The Minnesota Public Utilities Commission (PUC) has adopted a “value of solar” approach for determining how community solar customers will be paid for the power the projects produce, according to Midwest Energy News.
The value of solar methodology incorporates external factors such as avoided transmission investments, the health and environmental effects of clean energy, and the extent to which solar power can ease the burden on the electric grid.
Minnesota is the first state in the nation to adopt a value of solar approach for community solar. Prior to Minnesota’s move, Austin Energy is the only utility in the country that used a value of solar calculation.
Community solar has been touted as one of the strongest potential markets for solar power growth, and Minnesota is seen as one of the states with the most potential.
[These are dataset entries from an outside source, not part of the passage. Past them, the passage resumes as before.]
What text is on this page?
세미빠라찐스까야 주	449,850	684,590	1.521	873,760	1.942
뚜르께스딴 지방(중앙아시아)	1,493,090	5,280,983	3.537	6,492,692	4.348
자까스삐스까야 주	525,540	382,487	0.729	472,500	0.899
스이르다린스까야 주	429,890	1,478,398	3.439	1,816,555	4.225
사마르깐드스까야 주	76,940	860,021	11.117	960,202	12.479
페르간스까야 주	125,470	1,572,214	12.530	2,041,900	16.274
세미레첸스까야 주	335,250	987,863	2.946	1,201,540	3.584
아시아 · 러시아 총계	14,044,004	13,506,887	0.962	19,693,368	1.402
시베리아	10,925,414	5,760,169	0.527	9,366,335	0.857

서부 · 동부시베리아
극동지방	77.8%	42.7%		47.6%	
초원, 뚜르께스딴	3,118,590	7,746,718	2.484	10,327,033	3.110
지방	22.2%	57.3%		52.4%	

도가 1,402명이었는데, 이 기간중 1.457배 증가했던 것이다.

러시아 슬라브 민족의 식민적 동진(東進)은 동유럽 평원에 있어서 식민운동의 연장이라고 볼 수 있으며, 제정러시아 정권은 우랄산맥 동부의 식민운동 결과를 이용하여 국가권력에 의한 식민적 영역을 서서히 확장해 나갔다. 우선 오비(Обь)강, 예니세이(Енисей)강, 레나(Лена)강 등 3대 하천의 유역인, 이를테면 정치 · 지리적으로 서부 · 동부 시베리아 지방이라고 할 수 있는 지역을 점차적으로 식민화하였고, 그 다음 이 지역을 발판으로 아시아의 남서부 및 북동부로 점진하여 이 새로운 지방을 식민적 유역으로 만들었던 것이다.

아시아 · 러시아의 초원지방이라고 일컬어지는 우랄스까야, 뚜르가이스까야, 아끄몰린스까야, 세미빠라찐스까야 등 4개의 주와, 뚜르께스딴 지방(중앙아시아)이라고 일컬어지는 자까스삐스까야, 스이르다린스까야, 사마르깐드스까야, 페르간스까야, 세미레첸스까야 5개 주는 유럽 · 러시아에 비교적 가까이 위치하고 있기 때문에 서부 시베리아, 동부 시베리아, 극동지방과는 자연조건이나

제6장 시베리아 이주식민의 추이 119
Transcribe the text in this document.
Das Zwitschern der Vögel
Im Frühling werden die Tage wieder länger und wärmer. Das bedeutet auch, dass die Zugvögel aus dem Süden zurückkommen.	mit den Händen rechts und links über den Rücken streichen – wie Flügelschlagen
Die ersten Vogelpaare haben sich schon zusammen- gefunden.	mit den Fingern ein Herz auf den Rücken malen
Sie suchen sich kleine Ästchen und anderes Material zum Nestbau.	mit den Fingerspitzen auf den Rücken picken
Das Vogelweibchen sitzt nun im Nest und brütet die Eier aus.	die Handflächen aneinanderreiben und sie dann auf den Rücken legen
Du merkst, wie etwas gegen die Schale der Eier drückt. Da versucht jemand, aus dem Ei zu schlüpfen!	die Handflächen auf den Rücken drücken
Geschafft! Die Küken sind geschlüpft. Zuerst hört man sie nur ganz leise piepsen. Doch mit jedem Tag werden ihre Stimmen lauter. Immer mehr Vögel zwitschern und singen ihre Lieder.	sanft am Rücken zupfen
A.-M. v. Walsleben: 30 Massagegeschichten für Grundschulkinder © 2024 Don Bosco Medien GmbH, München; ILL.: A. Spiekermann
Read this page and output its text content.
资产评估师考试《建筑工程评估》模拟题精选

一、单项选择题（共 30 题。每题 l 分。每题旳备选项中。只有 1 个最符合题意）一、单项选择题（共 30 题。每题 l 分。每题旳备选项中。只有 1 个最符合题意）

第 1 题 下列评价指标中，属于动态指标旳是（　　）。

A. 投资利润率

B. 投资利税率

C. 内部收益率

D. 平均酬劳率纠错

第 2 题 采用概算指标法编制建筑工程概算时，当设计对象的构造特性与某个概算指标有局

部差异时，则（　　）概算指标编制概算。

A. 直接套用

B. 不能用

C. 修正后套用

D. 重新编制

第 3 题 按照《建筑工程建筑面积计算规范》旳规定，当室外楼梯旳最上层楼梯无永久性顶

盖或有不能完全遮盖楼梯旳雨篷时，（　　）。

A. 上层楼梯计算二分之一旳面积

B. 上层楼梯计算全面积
But the state’s community solar program has faced problems getting established.
In April, an independent engineer appointed by the Minnesota PUC said Xcel Energy was throwing up roadblocks to the development of community solar in the state.
In a blog, environmental advocacy group Fresh Energy said value of solar rates would increase pricing transparency for solar garden customers, stakeholders and regulators while reducing financing costs and improving access to community solar for low and middle income subscribers.
Fresh Energy expects 400 MW to 450 MW of community solar projects to enter service by the end of 2017, policy director Allen Gleckner wrote.
As part of the ruling the PUC also to continue to prohibit co-located gardens and limit the size of them to 1 MW. Originally the community solar program had allowed for the co-location of up to five 1-MW projects.
To date, only three community solar projects, totaling less than 1 MW, have come online in Minnesota. Xcel expects 200 MW of community solar to enter service by the end of 2016, rising to 400 MW to 450 MW by the end of 2017.